Morningstar "slightly increased" rental growth expectations on upcoming lease renewals while it raised its fair value estimate for the stock by 4 per cent to $1.37, up from $1.33 previously, analyst Tony Sherlock said in a July 5 note. The company's agreement on the ANZ Centre is a 12 per cent premium to the last valuation in June 2017, Sherlock noted.

Shares of Precinct rose 1.1 per cent to close at $1.36 on Thursday. The stock has gained 15.1 per cent in the year, compared with an 18.8 percent return for the country's S&P/NZX 50 Index.

"Office vacancy rates continue to fall in Auckland," Sherlock noted.
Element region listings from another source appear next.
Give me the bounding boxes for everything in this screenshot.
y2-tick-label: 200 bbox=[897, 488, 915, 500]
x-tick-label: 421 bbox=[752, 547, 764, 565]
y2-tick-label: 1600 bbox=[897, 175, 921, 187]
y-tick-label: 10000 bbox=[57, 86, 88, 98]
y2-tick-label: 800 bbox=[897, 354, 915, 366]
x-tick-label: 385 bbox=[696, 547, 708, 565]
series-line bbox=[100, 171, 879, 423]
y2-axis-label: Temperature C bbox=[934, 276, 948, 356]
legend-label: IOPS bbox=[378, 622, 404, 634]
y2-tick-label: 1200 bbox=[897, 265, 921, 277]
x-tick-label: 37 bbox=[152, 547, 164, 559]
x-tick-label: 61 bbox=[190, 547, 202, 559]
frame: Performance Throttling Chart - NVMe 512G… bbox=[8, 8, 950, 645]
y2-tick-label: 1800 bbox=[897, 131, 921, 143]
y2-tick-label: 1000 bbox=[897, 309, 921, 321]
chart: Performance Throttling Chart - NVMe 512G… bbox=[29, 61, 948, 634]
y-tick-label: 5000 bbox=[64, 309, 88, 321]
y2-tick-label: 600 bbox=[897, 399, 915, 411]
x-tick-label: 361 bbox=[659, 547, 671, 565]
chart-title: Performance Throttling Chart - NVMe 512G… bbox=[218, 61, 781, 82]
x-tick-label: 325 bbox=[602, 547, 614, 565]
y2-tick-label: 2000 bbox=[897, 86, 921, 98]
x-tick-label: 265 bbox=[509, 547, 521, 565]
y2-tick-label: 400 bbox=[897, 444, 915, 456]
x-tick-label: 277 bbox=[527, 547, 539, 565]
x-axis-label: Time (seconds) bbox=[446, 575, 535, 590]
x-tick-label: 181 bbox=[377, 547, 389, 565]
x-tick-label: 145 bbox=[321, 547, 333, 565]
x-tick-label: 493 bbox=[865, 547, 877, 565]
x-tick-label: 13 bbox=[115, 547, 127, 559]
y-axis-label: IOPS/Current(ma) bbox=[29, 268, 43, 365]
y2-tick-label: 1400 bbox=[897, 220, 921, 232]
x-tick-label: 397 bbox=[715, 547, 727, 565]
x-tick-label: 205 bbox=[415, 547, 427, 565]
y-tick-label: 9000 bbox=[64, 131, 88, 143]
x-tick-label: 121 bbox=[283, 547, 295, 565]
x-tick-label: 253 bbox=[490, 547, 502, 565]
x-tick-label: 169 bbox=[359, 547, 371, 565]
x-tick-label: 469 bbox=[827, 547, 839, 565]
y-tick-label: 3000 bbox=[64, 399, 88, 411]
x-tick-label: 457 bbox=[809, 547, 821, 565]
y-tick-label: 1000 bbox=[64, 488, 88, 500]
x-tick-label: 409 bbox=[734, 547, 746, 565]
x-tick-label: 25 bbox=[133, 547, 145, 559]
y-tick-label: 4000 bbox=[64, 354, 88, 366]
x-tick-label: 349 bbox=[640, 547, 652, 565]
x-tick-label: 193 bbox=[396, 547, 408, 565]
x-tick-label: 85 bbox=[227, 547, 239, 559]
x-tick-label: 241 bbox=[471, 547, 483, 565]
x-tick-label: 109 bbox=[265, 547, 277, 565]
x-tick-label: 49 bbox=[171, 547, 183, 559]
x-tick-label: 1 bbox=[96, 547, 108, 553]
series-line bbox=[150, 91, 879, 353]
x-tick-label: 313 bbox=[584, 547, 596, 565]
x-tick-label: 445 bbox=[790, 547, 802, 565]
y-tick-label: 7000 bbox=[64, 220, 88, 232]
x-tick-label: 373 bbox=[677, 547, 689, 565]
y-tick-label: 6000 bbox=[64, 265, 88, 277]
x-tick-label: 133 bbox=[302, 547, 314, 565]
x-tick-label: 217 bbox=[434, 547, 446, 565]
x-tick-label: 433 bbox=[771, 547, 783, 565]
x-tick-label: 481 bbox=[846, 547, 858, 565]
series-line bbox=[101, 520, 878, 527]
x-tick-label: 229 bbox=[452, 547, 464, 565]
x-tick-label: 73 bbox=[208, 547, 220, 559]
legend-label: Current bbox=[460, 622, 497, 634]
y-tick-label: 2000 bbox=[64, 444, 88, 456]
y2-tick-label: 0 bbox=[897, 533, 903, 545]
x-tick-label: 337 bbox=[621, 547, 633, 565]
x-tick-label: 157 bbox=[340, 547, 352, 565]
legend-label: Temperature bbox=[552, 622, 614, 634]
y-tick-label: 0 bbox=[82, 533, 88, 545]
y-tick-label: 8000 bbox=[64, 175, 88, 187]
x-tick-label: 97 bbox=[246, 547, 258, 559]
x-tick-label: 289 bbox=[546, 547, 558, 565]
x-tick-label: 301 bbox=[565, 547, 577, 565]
The prime-grade CBD office vacancy rate is 4.3 per cent "and trending down, leaving few options for tenants and putting upwards pressure on rents in the near term."


"The very low vacancy rate in the Auckland CBD market will benefit Precinct for an extended period as Precinct is both delivering and controlling the timing of much of the upcoming new supply," according to Sherlock.

He pointed to the company's new premium grade office at Commercial Bay, for which construction is set to complete in the second half of 2019, as the major new addition to Auckland's office stock.

While Precinct has garnered commitments for 66 percent of the building, leaving some residual risk, Sherlock said he is confident the building's office component of the development "will be close to 100 percent committed" on completion.

"We see low risk of new competing supply mainly due to a spike in construction costs since Precinct commenced its major development at Commercial Bay," Sherlock said.

"By extension, we forecast Precinct will lock in high rent of medium to long durations, with a low probability of oversupply putting downward pressure on rents in the medium term."